Damien Cuypers pour M Le Magazine du Monde

Un seul être vous manque et tout est dépeuplé ? Neymar da Silva Santos Júnior, dit tout simplement Neymar (ou « Ney », pour ses amis les plus chers), n’a pas seulement deux pieds et une tête, grâce auxquels le Brésilien a inscrit vingt-sept buts depuis le début de la saison avec le Paris Saint-Germain, mais un cœur « qui bat, qui bat, qui bat », comme disait Jules Berry dans Les Visiteurs du soir.
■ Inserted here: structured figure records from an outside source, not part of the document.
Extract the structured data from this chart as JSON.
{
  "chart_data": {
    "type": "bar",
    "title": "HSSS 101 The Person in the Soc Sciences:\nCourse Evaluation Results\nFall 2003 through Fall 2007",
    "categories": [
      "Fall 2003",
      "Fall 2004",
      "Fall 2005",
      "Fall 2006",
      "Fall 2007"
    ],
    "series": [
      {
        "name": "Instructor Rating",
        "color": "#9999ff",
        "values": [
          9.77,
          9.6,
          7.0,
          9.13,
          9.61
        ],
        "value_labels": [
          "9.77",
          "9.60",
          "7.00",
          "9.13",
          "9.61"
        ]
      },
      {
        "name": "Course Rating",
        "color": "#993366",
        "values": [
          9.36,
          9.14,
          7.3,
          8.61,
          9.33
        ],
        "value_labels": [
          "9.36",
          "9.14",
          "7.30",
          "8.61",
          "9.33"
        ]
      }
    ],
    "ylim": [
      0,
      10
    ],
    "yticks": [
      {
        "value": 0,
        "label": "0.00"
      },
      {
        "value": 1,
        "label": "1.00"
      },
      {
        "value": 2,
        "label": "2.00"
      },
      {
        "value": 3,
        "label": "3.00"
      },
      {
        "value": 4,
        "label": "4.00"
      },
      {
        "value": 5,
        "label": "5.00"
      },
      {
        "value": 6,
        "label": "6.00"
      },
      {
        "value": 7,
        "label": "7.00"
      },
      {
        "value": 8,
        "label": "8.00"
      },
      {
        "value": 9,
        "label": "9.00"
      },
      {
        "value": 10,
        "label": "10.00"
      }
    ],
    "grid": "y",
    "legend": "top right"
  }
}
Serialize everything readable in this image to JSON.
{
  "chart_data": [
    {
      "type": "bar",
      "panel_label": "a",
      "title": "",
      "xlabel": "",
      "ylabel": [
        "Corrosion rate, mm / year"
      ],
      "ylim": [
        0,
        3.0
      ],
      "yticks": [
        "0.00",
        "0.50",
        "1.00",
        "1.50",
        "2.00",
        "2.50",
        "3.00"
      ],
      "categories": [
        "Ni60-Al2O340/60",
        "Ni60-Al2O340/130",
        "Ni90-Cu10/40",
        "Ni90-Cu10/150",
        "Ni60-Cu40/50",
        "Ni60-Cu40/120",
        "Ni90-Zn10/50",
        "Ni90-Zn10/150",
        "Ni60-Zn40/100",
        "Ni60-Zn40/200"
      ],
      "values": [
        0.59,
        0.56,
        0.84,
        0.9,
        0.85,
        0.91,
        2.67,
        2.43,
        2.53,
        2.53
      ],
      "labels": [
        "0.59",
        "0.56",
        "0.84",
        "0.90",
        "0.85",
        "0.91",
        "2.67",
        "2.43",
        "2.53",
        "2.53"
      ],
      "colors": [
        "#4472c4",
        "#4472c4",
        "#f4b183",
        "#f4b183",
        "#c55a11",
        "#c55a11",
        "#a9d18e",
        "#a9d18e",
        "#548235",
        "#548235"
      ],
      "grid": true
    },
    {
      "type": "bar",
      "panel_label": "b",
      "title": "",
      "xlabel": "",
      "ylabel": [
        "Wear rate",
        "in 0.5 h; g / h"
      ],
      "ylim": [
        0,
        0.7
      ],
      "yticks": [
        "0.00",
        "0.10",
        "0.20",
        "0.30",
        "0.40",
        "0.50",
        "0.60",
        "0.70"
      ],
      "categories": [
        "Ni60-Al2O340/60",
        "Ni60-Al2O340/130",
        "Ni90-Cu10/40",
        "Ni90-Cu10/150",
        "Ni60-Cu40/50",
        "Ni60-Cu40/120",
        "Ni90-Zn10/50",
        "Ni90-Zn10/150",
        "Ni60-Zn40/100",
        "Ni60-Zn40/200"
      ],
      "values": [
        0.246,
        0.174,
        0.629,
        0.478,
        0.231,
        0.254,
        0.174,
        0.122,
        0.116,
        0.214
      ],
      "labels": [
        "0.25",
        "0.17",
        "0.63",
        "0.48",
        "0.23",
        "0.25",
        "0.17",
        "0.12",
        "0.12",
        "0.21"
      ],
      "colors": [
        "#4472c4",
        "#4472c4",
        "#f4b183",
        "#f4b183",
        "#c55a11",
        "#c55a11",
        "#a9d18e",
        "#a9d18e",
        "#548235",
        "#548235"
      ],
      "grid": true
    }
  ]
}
Ou un gros melon, au choix.

Brushing et tatouages

Interrogé sur le transfert au club londonien de Tottenham Hotspur de son compatriote Lucas Moura, il a regretté « la perte d’un coéquipier de grande qualité » – ce qui est la moindre des choses de la part d’un ami –, avant de fustiger la décision des dirigeants parisiens : « Avec les qualités qu’il a, il aurait été très utile pour nous. Mais je ne suis pas le propriétaire du Paris. Et si ça n’avait tenu qu’à moi, il ne serait jamais parti » – ce qui est plus inattendu.

Neymar en défenseur des droits des footballeurs à disposer d’eux-mêmes ? Neymar en délégué de classe contestant la décision du chef d’établissement ? Qui peut encore dire que les stars du foot ne se préoccupent que de leur contrat, de leur brushing et de leurs tatouages ? Les propriétaires qataris du club parisien avaient cru, pour 220 millions d’euros, s’attacher ses talents de dribbleur. Ce n’était pas suffisant apparemment pour acheter le silence de ce nouveau Spartacus…

On a beaucoup glosé sur la sortie de Neymar. Trois interprétations (au moins) se confrontent. Pour les tenants de la première, le joueur a voulu tout simplement soutenir un de ses rares vrais amis avec lequel la vie à Paris lui paraissait plus douce – surtout quand il fait gris (soit huit mois par an, en gros). Ils ont le même âge, ils ont appris à se connaître dans les différentes sélections de jeunes des Auriverde. Ils ont partagé des rêves de gloire, un agent et peut-être la tristesse de l’exil en Europe.

Stratège

Les partisans de la deuxième, eux, font de l’attaquant un stratège qui, à travers la critique de ses dirigeants, viserait plus particulièrement son entraîneur, Unai Emery, dont il ne partagerait pas tous les choix tactiques. En prenant publiquement la défense d’un coéquipier, il assiérait une forme de leadership psychologique sur ses partenaires.

Enfin, pour les sectateurs de la troisième, Neymar n’est qu’un imbécile ou un naïf. C’est son transfert mirobolant au PSG, à l’été 2017, ainsi que celui tout aussi sonnant de Kylian Mbappé qui obligent le club à vendre des joueurs, fussent-ils des amis, pour satisfaire, au moins en partie, aux exigences du fair-play financier. Il fallait sans doute y penser avant !

Mais tout est bien qui finit bien. Alors que le PSG s’apprête à rencontrer le Real Madrid en Ligue des champions le 14 février, l’« affaire Neymar » est déjà oubliée. Dimanche, le joueur a fêté son 26e anniversaire dans les locaux parisiens d’un célèbre traiteur. Il y avait des Porsche et des Ferrari sur le parking, un DJ célèbre aux platines, du champagne dans les verres.

Son entraîneur et son président sont venus faire la fête ainsi que cinquante invités arrivés spécialement du Brésil. Il y avait même un joueur marseillais, la preuve que Neymar vit vraiment sur une autre planète. En revanche, aucune trace de Lucas Moura.